Dams in Cyprus overflow in all-time record
Water reservoirs in Cyprus have been filled in all-time record, according to a report released by the country's Water Development Department (WDD) on Wednesday, January 8, 2020. The report was released after two more of the largest reservoirs reached full capacity and water flooded over the dam walls. This is the first time that water reserves have been so high in January, forcing dam after dam to overflow.
Kouris and Evretou dams overflowed between Tuesday and Wednesday, January 7 and 8. The Polemidia reservoir burst on Wednesday as well for the second year in a row. Several smaller dams, particularly in Paphos, have also reached full capacity during the past several days.
WDD senior engineer Marios Hadjicostis said this was the first time that reservoirs have been so high in January, triggering dam after dam overflow. He said heavy rainfall and existing high water levels in October 2019– the start of the rainy season– were the two factors that contributed to the dams' bursts.
"Usually the dams overflow around March or April but this year because of the high water reserves due to last year’s rainfall we had overflows in January," said Hadjicostis.
In addition, water levels in reservoirs were already at their highest ever January figure– more than 96% full with that figure expected to reach 99%.
Residents of Kalavasos village are among thousands suffering after weeks of heavy downpour caused the Kalaasos reservoir to burst on January 6, submerging their road.
According to residents, this is the second time in 50 years that so much water submerged the road. One of them said the last time the flood was the worst was before the dam was built.
"The road will not empty until March, or at least late in February," one local said. "Now that the dam overflowed, water will continue to come down from the hills, even if the rain stops."
The overflow also led to the collapse of the support wall of the village's ring road. Around 12 houses were evacuated after families lost access to water or electricity. However, five families decided to stay in their homes despite authorities' efforts to displace them, said Larnaca district officer Odysseas Hadjistefanou.
Kalavasos community leader Lefteris Foka said crews of the electricity authority has started working on restoring the damage after the water levels had slightly decreased.
Kouris, Evretou, and Polemidia reservoirs overflowed in a 24-hour period with only four to five big ones still yet to reach maximum capacity.
The Lefkara reservoir is expected to be the last to burst, depending on rainfall, Hadjicostis said.

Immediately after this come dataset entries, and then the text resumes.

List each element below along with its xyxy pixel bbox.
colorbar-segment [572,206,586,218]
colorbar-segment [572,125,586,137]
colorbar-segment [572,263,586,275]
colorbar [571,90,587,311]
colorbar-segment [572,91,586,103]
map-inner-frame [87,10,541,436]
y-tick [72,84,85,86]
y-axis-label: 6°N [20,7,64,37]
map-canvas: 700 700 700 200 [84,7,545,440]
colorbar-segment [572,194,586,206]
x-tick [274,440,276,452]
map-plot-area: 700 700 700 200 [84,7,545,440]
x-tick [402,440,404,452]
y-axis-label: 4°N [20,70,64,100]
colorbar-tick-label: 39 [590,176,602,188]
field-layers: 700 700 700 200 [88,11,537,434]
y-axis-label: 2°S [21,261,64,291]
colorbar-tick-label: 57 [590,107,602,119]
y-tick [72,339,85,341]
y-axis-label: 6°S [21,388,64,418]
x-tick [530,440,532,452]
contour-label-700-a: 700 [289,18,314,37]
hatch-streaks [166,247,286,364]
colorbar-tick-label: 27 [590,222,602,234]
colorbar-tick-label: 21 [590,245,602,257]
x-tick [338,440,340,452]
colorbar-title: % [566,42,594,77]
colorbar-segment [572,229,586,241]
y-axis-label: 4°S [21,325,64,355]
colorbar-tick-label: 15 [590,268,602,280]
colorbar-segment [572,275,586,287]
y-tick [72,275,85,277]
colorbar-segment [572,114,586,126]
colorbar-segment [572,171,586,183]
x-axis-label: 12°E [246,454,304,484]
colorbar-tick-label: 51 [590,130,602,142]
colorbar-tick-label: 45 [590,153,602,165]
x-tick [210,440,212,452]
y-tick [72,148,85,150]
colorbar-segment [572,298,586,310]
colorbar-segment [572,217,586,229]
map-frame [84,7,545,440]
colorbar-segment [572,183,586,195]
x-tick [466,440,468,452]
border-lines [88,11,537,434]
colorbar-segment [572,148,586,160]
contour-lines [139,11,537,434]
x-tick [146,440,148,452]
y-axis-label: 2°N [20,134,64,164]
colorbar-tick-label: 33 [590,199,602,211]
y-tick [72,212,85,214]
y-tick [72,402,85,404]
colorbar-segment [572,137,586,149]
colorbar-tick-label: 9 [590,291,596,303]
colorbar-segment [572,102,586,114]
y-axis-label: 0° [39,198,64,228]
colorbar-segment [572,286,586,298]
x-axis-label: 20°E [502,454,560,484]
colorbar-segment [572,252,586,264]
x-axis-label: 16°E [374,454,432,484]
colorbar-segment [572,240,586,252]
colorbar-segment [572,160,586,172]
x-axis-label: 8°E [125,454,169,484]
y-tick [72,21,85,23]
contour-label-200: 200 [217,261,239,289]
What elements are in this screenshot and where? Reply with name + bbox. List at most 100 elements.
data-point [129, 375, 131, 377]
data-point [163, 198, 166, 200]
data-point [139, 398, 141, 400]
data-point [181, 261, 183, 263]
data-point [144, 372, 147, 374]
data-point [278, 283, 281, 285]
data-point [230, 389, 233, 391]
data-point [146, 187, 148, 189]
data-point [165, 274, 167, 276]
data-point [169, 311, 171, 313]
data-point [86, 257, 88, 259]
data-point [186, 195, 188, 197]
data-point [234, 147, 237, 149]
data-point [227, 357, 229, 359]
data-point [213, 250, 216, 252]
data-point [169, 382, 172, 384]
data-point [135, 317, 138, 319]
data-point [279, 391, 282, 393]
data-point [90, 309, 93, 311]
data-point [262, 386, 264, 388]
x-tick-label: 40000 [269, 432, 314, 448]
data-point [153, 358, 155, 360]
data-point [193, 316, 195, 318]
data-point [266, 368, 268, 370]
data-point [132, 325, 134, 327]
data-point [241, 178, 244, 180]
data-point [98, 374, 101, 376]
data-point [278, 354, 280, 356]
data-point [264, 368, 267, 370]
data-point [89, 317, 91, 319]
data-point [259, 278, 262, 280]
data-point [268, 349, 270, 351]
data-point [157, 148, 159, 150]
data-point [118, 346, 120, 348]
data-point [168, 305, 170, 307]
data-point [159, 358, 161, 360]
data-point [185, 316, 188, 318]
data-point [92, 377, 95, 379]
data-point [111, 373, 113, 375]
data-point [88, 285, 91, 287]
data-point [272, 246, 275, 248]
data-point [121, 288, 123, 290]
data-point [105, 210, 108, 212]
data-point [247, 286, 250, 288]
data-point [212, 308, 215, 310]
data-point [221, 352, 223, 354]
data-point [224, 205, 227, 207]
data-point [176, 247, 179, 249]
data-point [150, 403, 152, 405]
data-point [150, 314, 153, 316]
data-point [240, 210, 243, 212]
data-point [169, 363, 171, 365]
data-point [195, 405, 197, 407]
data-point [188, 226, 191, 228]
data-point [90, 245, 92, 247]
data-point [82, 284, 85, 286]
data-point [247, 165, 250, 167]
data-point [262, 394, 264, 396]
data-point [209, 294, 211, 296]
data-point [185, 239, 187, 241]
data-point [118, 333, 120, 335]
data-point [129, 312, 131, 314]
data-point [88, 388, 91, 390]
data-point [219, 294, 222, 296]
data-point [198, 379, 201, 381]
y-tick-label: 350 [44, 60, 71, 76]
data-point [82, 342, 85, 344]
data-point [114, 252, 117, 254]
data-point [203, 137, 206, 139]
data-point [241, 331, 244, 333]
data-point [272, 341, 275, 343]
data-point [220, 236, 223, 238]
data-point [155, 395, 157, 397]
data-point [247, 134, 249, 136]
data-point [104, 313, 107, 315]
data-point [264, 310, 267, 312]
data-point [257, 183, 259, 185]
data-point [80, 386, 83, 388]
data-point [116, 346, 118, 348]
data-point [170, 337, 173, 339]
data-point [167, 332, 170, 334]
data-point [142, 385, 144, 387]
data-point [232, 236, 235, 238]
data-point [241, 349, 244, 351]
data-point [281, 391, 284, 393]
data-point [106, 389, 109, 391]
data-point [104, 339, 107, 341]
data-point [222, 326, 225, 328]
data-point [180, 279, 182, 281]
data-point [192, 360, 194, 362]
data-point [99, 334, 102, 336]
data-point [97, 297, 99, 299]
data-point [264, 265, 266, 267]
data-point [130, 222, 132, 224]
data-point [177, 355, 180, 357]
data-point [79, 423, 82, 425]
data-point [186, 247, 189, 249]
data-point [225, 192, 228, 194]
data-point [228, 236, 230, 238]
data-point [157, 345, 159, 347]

Dipotamos reservoir, on the other hand, is expected to burst within days, as well as those in Mavrokolympos and Ayia Marina Chrysochous. The reservoir in Vyzakia is expected to overflow by the end of the month.
Kouris reservoir, the biggest in Cyprus, overflowed on Tuesday, January 6 only for the third time since it was built in 1988. The first time it burst was on March 4, 2004, while the second time was on April 6, 2012.
In January 2019, the reservoir was just 17.4% full; it's full capacity is 115 million cubic meters (4 billion cubic feet).
The Evretou dam, the third-largest in Cyprus, was established in 1986. The last time it filled was in April 2019. It has a capacity of 24 million cubic meters (84 million cubic feet). Evretou was the sixth to reach full capacity after Pomos, Argakas, Asprokremmos, Arminou, and Kannaviou.